Rozejrzałam się. Wokół tylko szczyty i... chmury.
-Gdzie możemy teraz być? Może uda nam się ustalić na jakiej wysokości jesteśmy, z której z góry musimy zejść, może pamiętam jakąś optymalną trasę dla początkujących... - zaczęłam myśleć gorączkowo.
-A ciśnienie?! - zaczęłam naprawdę panikować. Nie damy rady tu przeżyć!
- Spokojnie! - krzyknął John, chyba przerażony moją reakcją.
-Jak mam do cholery być spokojna?! - wydarłam się. - Mamy niewiele czasu. Nasze organizmy nie są przyzwyczajone do tak niskiej temperatury, a dopiero do ciśnienia! A ty mówisz mi żebym była spokojna?!
-Merry. - Amadeusz się odezwał. - Byłem już nie raz w większych opałach. Damy radę.
Spojrzałam na niego chłodno.
-Jakie mamy rzeczy? - spytałam. - Czy ktoś oprócz mnie ma swoją torbę?
-Ja. - odezwała się zielonowłosa. - Potrzebuje ktoś broni?
Pogrzebała w plecaku i wyjęła sztylet, drugi tasak, nóż kuchenny i małą siekierkę.
-To chcecie?
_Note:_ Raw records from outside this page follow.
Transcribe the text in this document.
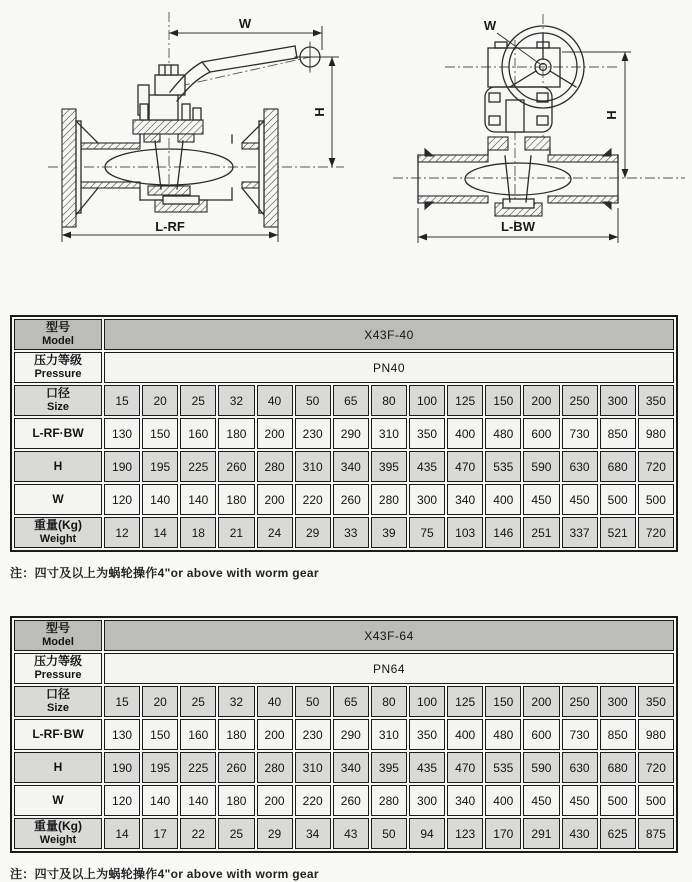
W
H
L-RF
W
H
L-BW
型号
Model	X43F-40														

压力等级
Pressure	PN40														

口径
Size	15	20	25	32	40	50	65	80	100	125	150	200	250	300	350
L-RF·BW	130	150	160	180	200	230	290	310	350	400	480	600	730	850	980
H	190	195	225	260	280	310	340	395	435	470	535	590	630	680	720
W	120	140	140	180	200	220	260	280	300	340	400	450	450	500	500

重量(Kg)
Weight	12	14	18	21	24	29	33	39	75	103	146	251	337	521	720
注：四寸及以上为蜗轮操作4"or above with worm gear
型号
Model	X43F-64														

压力等级
Pressure	PN64														

口径
Size	15	20	25	32	40	50	65	80	100	125	150	200	250	300	350
L-RF·BW	130	150	160	180	200	230	290	310	350	400	480	600	730	850	980
H	190	195	225	260	280	310	340	395	435	470	535	590	630	680	720
W	120	140	140	180	200	220	260	280	300	340	400	450	450	500	500

重量(Kg)
Weight	14	17	22	25	29	34	43	50	94	123	170	291	430	625	875
注：四寸及以上为蜗轮操作4"or above with worm gear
Mam tego jeszcze trochę. - spojrzała na nas z łagodnym uśmiechem.
Nie wiedziałam czy dreszczy dostałam z zimna czy przez nią.
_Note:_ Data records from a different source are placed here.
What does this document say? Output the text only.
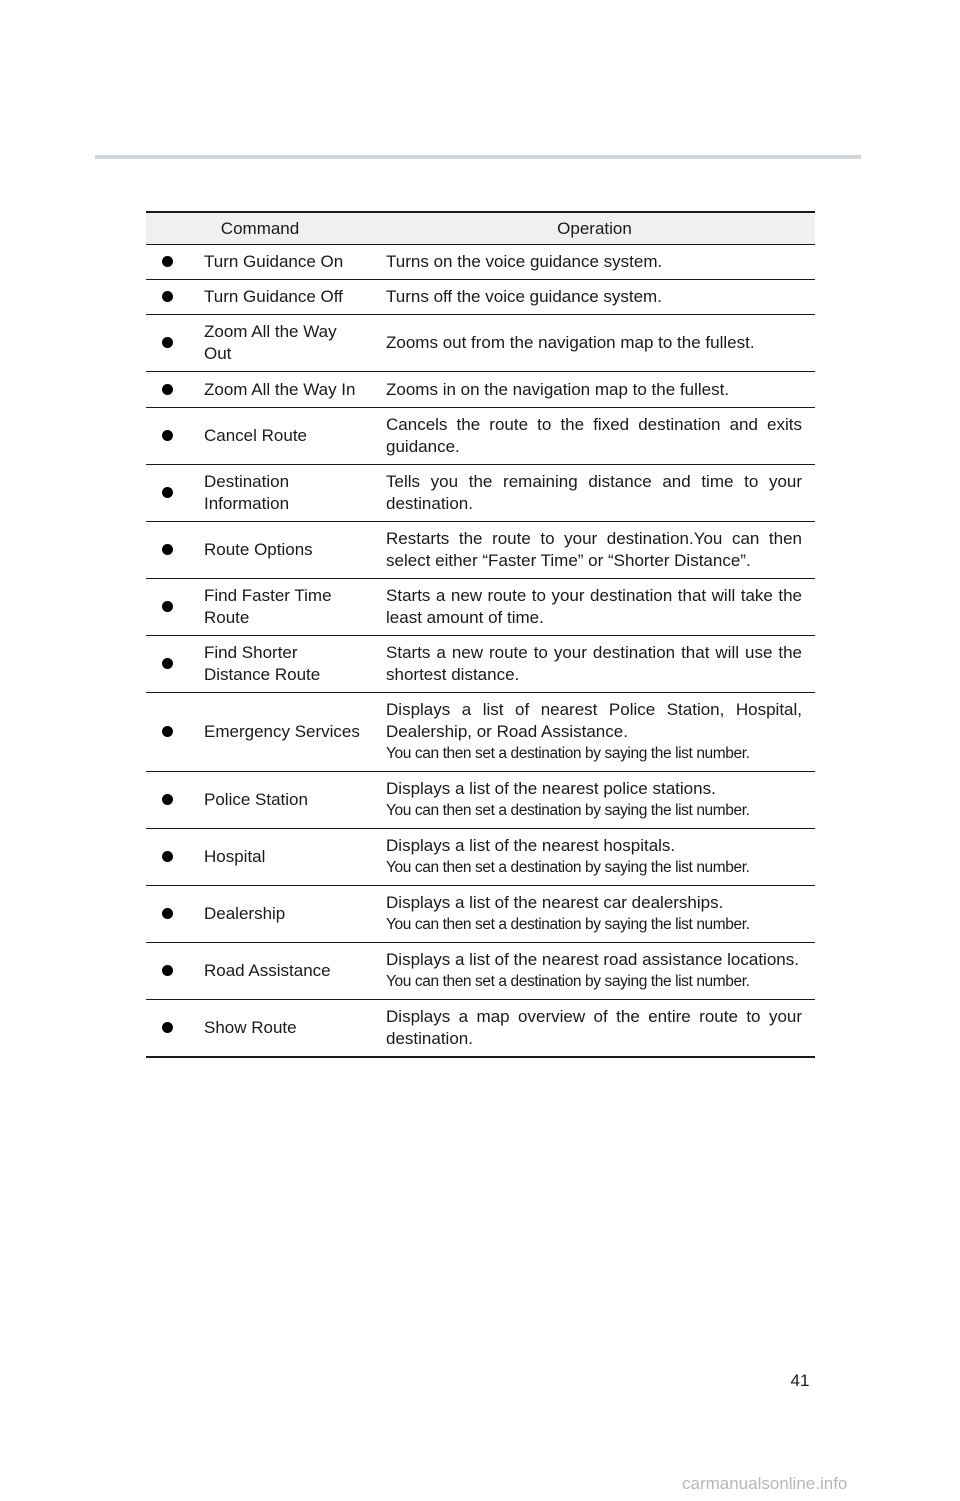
Command		Operation
	Turn Guidance On	Turns on the voice guidance system.

	Turn Guidance Off	Turns off the voice guidance system.

	Zoom All the Way Out	Zooms out from the navigation map to the fullest.

	Zoom All the Way In	Zooms in on the navigation map to the fullest.

	Cancel Route	Cancels the route to the fixed destination and exits guidance.

	Destination Information	Tells you the remaining distance and time to your destination.

	Route Options	Restarts the route to your destination.You can then select either “Faster Time” or “Shorter Distance”.

	Find Faster Time Route	Starts a new route to your destination that will take the least amount of time.

	Find Shorter Distance Route	Starts a new route to your destination that will use the shortest distance.

	Emergency Services	Displays a list of nearest Police Station, Hospital, Dealership, or Road Assistance.
You can then set a destination by saying the list number.

	Police Station	Displays a list of the nearest police stations.
You can then set a destination by saying the list number.

	Hospital	Displays a list of the nearest hospitals.
You can then set a destination by saying the list number.

	Dealership	Displays a list of the nearest car dealerships.
You can then set a destination by saying the list number.

	Road Assistance	Displays a list of the nearest road assistance locations.
You can then set a destination by saying the list number.

	Show Route	Displays a map overview of the entire route to your destination.
41
carmanualsonline.info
-Dobrze. Mamy broń. -Otworzyłam torbę. - Co my tu mamy?
Kilka ubrań, kompas, zegarek wodoodporny, zapalniczkę z wiecznym ogniem, mały laptop i kable pozwalają podłączyć się do wszystkiego. Mnóstwo drutów, ołówek, notes, słuchawki, bardzo długa lina, łuk, kołczan, telefon, kawałek jakiejś deski, scyzoryk, do połowy zjedzone ciastka...
-Może lina? - Zaczęłam mruczeć pod nosem. - Moglibyśmy schodzić jak alpiniści...
-Eee... Merry?
-Tak?
-Trochę tu zimno i wiesz... - blondyn zaśmiał się słabo.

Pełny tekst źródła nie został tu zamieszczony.